The UK Metascience Unit recently published their first major report: A year in metascience (2025) – GOV.UK.

This funding opportunity is part of a range of activities delivered by the unit to generate evidence on more effective approaches to delivering and supporting research and development (R&D). These include a range of methods, such as randomised evaluations, natural experiments and data science.

This funding opportunity is delivered in partnership with Coefficient Giving. Coefficient Giving is a philanthropic funder which aims to use its resources to help others as effectively as it can. The organisation makes grants across a number of areas, including research on economic growth and scientific innovation.

Research and innovation impact

Impact can be defined as the long-term intended or unintended effect research and innovation has on society, economy and the environment; to individuals, organisations and the wider global population.

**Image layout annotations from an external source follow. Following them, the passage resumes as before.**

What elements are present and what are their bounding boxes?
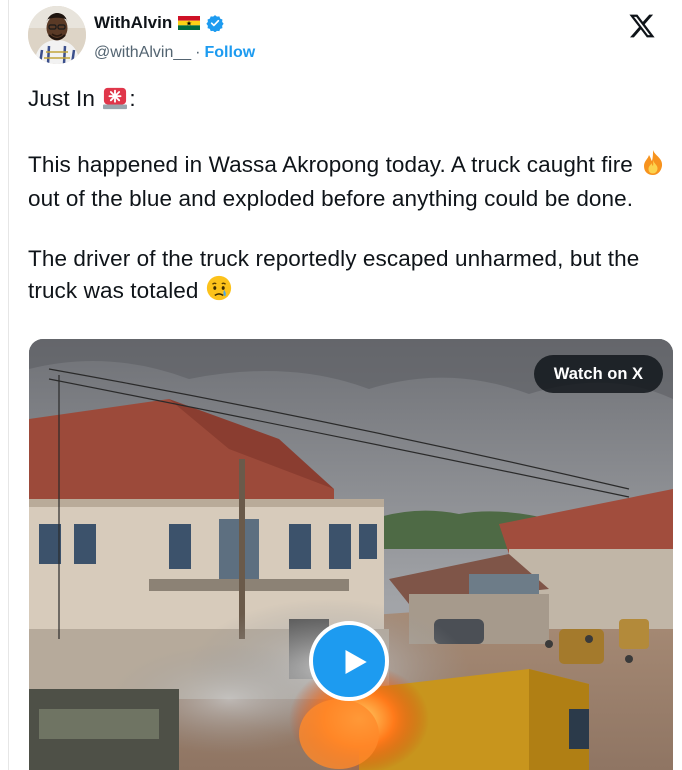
tweet-text: Just In : This happened in Wassa Akropon… xyxy=(28,84,673,310)
tweet-paragraph-2-part-1: This happened in Wassa Akropong today. A… xyxy=(28,152,633,177)
tweet-header: WithAlvin @withAlvin__ · Follow xyxy=(28,6,668,66)
tweet-paragraph-2: This happened in Wassa Akropong today. A… xyxy=(28,148,673,214)
tweet-paragraph-2-part-2: out of the blue and exploded before anyt… xyxy=(28,186,634,211)
tweet-line-1-text: Just In xyxy=(28,86,95,111)
siren-emoji xyxy=(101,86,129,118)
verified-badge-icon xyxy=(206,14,224,33)
play-icon xyxy=(345,649,367,675)
separator-dot: · xyxy=(195,44,201,61)
tweet-line-1: Just In : xyxy=(28,84,673,118)
fire-emoji xyxy=(639,148,667,184)
crying-face-emoji xyxy=(205,274,233,310)
avatar[interactable] xyxy=(28,6,86,64)
play-button[interactable] xyxy=(309,621,389,701)
divider xyxy=(8,0,9,770)
video-scene-image xyxy=(29,339,673,770)
handle-line: @withAlvin__ · Follow xyxy=(94,44,255,62)
display-name[interactable]: WithAlvin xyxy=(94,13,172,33)
tweet-paragraph-3: The driver of the truck reportedly escap… xyxy=(28,244,673,310)
colon: : xyxy=(129,86,136,111)
ghana-flag-icon xyxy=(178,16,201,30)
tweet-embed-card: WithAlvin @withAlvin__ · Follow Just In … xyxy=(0,0,682,770)
follow-button[interactable]: Follow xyxy=(205,44,256,62)
watch-on-x-button[interactable]: Watch on X xyxy=(533,355,663,393)
user-handle[interactable]: @withAlvin__ xyxy=(94,44,191,62)
x-logo-icon[interactable] xyxy=(628,12,656,40)
video-thumbnail[interactable]: Watch on X xyxy=(29,339,673,770)
tweet-paragraph-3-text: The driver of the truck reportedly escap… xyxy=(28,246,640,303)
name-line: WithAlvin xyxy=(94,12,224,34)
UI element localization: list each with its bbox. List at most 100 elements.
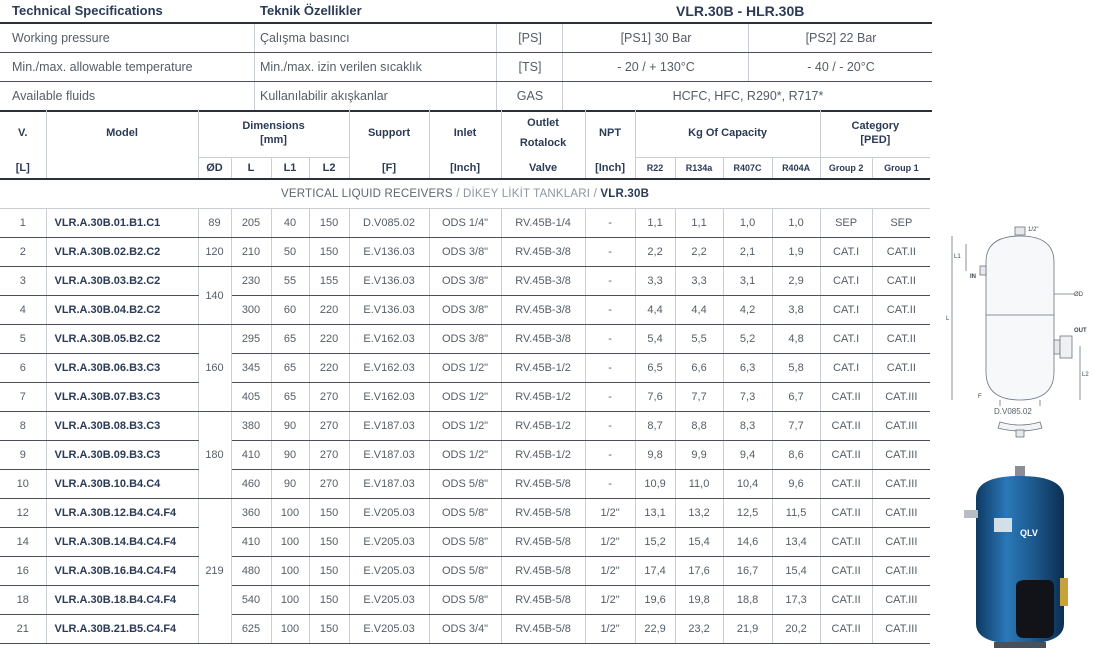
section-title-tr: DİKEY LİKİT TANKLARI — [463, 188, 591, 200]
cell-length-l1: 100 — [271, 498, 310, 528]
cell-cat-group2: CAT.I — [820, 237, 873, 267]
table-row: 3 VLR.A.30B.03.B2.C2 140 230 55 155 E.V136.03 O… — [0, 266, 931, 325]
spec-value-1: - 20 / + 130°C — [562, 53, 749, 81]
spec-label-tr: Min./max. izin verilen sıcaklık — [254, 53, 497, 81]
col-inlet-unit: [Inch] — [429, 157, 502, 180]
cell-length-l2: 150 — [309, 556, 350, 586]
diagram-in-label: IN — [970, 274, 976, 280]
col-group1: Group 1 — [872, 157, 931, 180]
cell-npt: 1/2" — [585, 498, 636, 528]
cell-cat-group2: CAT.II — [820, 469, 873, 499]
cell-length: 230 — [231, 266, 272, 296]
cell-npt: - — [585, 440, 636, 470]
cell-inlet: ODS 5/8" — [429, 556, 502, 586]
section-separator: / — [456, 188, 460, 200]
cell-cap-r22: 5,4 — [635, 324, 676, 354]
cell-cap-r404a: 4,8 — [772, 324, 821, 354]
dimensions-unit: [mm] — [260, 134, 287, 146]
inlet-fitting — [979, 265, 987, 276]
cell-length: 480 — [231, 556, 272, 586]
cell-length: 460 — [231, 469, 272, 499]
cell-cap-r407c: 7,3 — [723, 382, 773, 412]
cell-npt: - — [585, 353, 636, 383]
cell-inlet: ODS 5/8" — [429, 469, 502, 499]
diagram-l2-label: L2 — [1082, 372, 1089, 378]
spec-title-tr: Teknik Özellikler — [260, 3, 362, 18]
cell-inlet: ODS 3/8" — [429, 266, 502, 296]
cell-length-l1: 40 — [271, 208, 310, 238]
col-r22: R22 — [635, 157, 676, 180]
table-row: 4 VLR.A.30B.04.B2.C2 300 60 220 E.V136.03 ODS … — [0, 295, 931, 325]
cell-cat-group1: CAT.III — [872, 411, 931, 441]
cell-npt: - — [585, 295, 636, 325]
dimensions-label: Dimensions — [242, 120, 305, 132]
cell-outlet-valve: RV.45B-1/2 — [501, 440, 586, 470]
cell-model: VLR.A.30B.04.B2.C2 — [46, 295, 199, 325]
cell-length-l1: 90 — [271, 411, 310, 441]
tank-product-image: QLV — [964, 466, 1068, 648]
cell-cap-r407c: 21,9 — [723, 614, 773, 644]
brand-logo: QLV — [1020, 528, 1038, 538]
cell-cap-r22: 3,3 — [635, 266, 676, 296]
cell-length: 300 — [231, 295, 272, 325]
section-code: VLR.30B — [600, 188, 650, 200]
receiver-table: V. Model Dimensions [mm] Support Inlet O… — [0, 109, 931, 644]
cell-cap-r134a: 4,4 — [675, 295, 724, 325]
col-model: Model — [46, 109, 199, 158]
support-foot — [1015, 429, 1025, 438]
cell-length-l2: 270 — [309, 440, 350, 470]
cell-length-l2: 270 — [309, 469, 350, 499]
diagram-top-label: 1/2" — [1028, 227, 1038, 233]
spec-symbol: [TS] — [496, 53, 563, 81]
cell-support: D.V085.02 — [349, 208, 430, 238]
spec-header: Technical Specifications Teknik Özellikl… — [0, 0, 932, 24]
top-fitting — [1014, 226, 1026, 236]
cell-cat-group1: CAT.III — [872, 498, 931, 528]
product-series-title: VLR.30B - HLR.30B — [676, 3, 805, 19]
cell-inlet: ODS 3/4" — [429, 614, 502, 644]
cell-volume: 5 — [0, 324, 47, 354]
cell-cap-r22: 22,9 — [635, 614, 676, 644]
cell-cat-group2: SEP — [820, 208, 873, 238]
cell-cap-r22: 19,6 — [635, 585, 676, 615]
cell-model: VLR.A.30B.02.B2.C2 — [46, 237, 199, 267]
outlet-fitting — [1053, 339, 1061, 355]
table-row: 6 VLR.A.30B.06.B3.C3 345 65 220 E.V162.03 ODS … — [0, 353, 931, 383]
cell-model: VLR.A.30B.21.B5.C4.F4 — [46, 614, 199, 644]
cell-length-l1: 55 — [271, 266, 310, 296]
cell-length-l2: 270 — [309, 411, 350, 441]
table-row: 2 VLR.A.30B.02.B2.C2 120 210 50 150 E.V136.03 O… — [0, 237, 931, 267]
cell-cap-r407c: 3,1 — [723, 266, 773, 296]
cell-length: 295 — [231, 324, 272, 354]
table-row: 14 VLR.A.30B.14.B4.C4.F4 410 100 150 E.V205.0… — [0, 527, 931, 557]
cell-npt: - — [585, 469, 636, 499]
outlet-valve — [1060, 578, 1068, 606]
cell-volume: 1 — [0, 208, 47, 238]
spec-label-tr: Kullanılabilir akışkanlar — [254, 82, 497, 110]
diagram-od-label: ØD — [1074, 292, 1084, 298]
cell-length-l1: 60 — [271, 295, 310, 325]
spec-block: Technical Specifications Teknik Özellikl… — [0, 0, 932, 112]
cell-cat-group2: CAT.I — [820, 295, 873, 325]
cell-cap-r134a: 1,1 — [675, 208, 724, 238]
section-title: VERTICAL LIQUID RECEIVERS / DİKEY LİKİT … — [0, 179, 930, 209]
col-r404a: R404A — [772, 157, 821, 180]
table-row: 21 VLR.A.30B.21.B5.C4.F4 625 100 150 E.V205.0… — [0, 614, 931, 644]
cell-cap-r404a: 17,3 — [772, 585, 821, 615]
cell-npt: 1/2" — [585, 556, 636, 586]
cell-model: VLR.A.30B.08.B3.C3 — [46, 411, 199, 441]
cell-length-l1: 65 — [271, 382, 310, 412]
cell-outlet-valve: RV.45B-1/2 — [501, 411, 586, 441]
cell-outlet-valve: RV.45B-5/8 — [501, 527, 586, 557]
tank-dimension-diagram: 1/2" L1 IN ØD L OUT L2 F D.V085.02 — [946, 226, 1089, 438]
cell-outlet-valve: RV.45B-1/4 — [501, 208, 586, 238]
cell-cap-r22: 4,4 — [635, 295, 676, 325]
table-row: 12 VLR.A.30B.12.B4.C4.F4 219 360 100 150 E.V20… — [0, 498, 931, 644]
cell-cap-r407c: 8,3 — [723, 411, 773, 441]
cell-cat-group1: CAT.II — [872, 295, 931, 325]
cell-cat-group1: CAT.III — [872, 469, 931, 499]
cell-length: 380 — [231, 411, 272, 441]
cell-model: VLR.A.30B.07.B3.C3 — [46, 382, 199, 412]
cell-support: E.V162.03 — [349, 353, 430, 383]
cell-model: VLR.A.30B.16.B4.C4.F4 — [46, 556, 199, 586]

Research disruption due to COVID-19

We recognise that the COVID-19 pandemic has caused major interruptions and disruptions across our communities. We are committed to ensuring that individual applicants and their wider team, including partners and networks, are not penalised for any disruption to their career, such as:

  • breaks and delays
  • disruptive working patterns and conditions
  • the loss of ongoing work
  • role changes that may have been caused by the pandemic

Reviewers and panel members will be advised to consider the unequal impacts that COVID-19 related disruption might have had on the capability to deliver and career development of those individuals included in the application. They will be asked to consider the capability of the applicant and their wider team to deliver the research they are proposing.

Where disruptions have occurred, you can highlight this within your application if you wish, but there is no requirement to detail the specific circumstances that caused the disruption.